The Wayfair exec who sees physical stores as an e-commerce advantage | Fortune
Briefly

The Wayfair exec who sees physical stores as an e-commerce advantage | Fortune
"He hires for horsepower and humility, then sets teams on outcomes that matter. He prefers hypothesis-led debate that moves decisions forward and builds alignment by co-authoring plans with his leaders, documenting them, and disseminating them across the company. "I try to focus not on whether my idea wins but on chasing the right idea," Blotner says. He also evaluates managers on whether they develop other managers, considering leadership depth a core advantage."
"One early assignment set the template. Blotner was charged with scaling Wayfair's proprietary brands and onboarding new suppliers to broaden the selection-a challenge that required blending merchandising, taxonomy, and systems thinking. Missteps followed when supplier capacity lagged or products were misclassified in ways that confused shoppers.

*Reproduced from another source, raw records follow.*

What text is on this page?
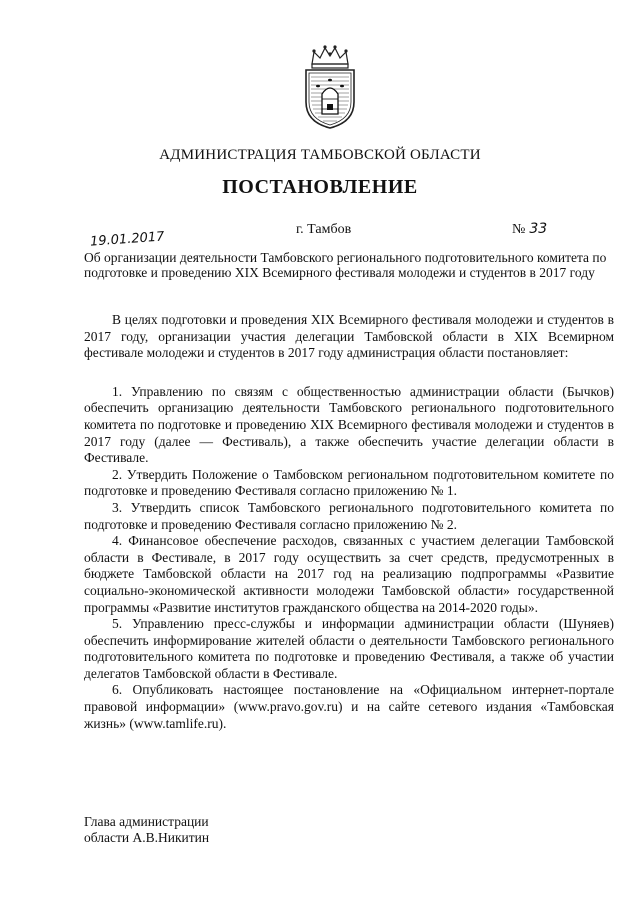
АДМИНИСТРАЦИЯ ТАМБОВСКОЙ ОБЛАСТИ
ПОСТАНОВЛЕНИЕ
19.01.2017	г. Тамбов	№ 33
Об организации деятельности Тамбовского регионального подготовительного комитета по подготовке и проведению XIX Всемирного фестиваля молодежи и студентов в 2017 году

В целях подготовки и проведения XIX Всемирного фестиваля молодежи и студентов в 2017 году, организации участия делегации Тамбовской области в XIX Всемирном фестивале молодежи и студентов в 2017 году администрация области постановляет:

1. Управлению по связям с общественностью администрации области (Бычков) обеспечить организацию деятельности Тамбовского регионального подготовительного комитета по подготовке и проведению XIX Всемирного фестиваля молодежи и студентов в 2017 году (далее — Фестиваль), а также обеспечить участие делегации области в Фестивале.

2. Утвердить Положение о Тамбовском региональном подготовительном комитете по подготовке и проведению Фестиваля согласно приложению № 1.

3. Утвердить список Тамбовского регионального подготовительного комитета по подготовке и проведению Фестиваля согласно приложению № 2.

4. Финансовое обеспечение расходов, связанных с участием делегации Тамбовской области в Фестивале, в 2017 году осуществить за счет средств, предусмотренных в бюджете Тамбовской области на 2017 год на реализацию подпрограммы «Развитие социально-экономической активности молодежи Тамбовской области» государственной программы «Развитие институтов гражданского общества на 2014-2020 годы».

5. Управлению пресс-службы и информации администрации области (Шуняев) обеспечить информирование жителей области о деятельности Тамбовского регионального подготовительного комитета по подготовке и проведению Фестиваля, а также об участии делегатов Тамбовской области в Фестивале.

6. Опубликовать настоящее постановление на «Официальном интернет-портале правовой информации» (www.pravo.gov.ru) и на сайте сетевого издания «Тамбовская жизнь» (www.tamlife.ru).

Глава администрации
области А.В.Никитин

The fix became a playbook he still uses: set a multiyear vision, break it into three- and six-month checkpoints, and meet regularly with the full team to spot drag and pivot fast."
Jon Blotner built an industry-agnostic career at Bain, a Berkshire Hathaway-acquired e-commerce startup, and Wayfair. Blotner joined Wayfair in 2016 and rotated roles approximately every two years, expanding responsibility across brand and performance marketing, global logistics, and data science. Blotner hires for horsepower and humility, sets teams on meaningful outcomes, and favors hypothesis-led debate to advance decisions. Blotner co-authors, documents, and disseminates plans to build alignment and evaluates managers on their ability to develop other managers. Blotner uses a playbook for scaling supplier and brand initiatives with multiyear visions and short checkpoints.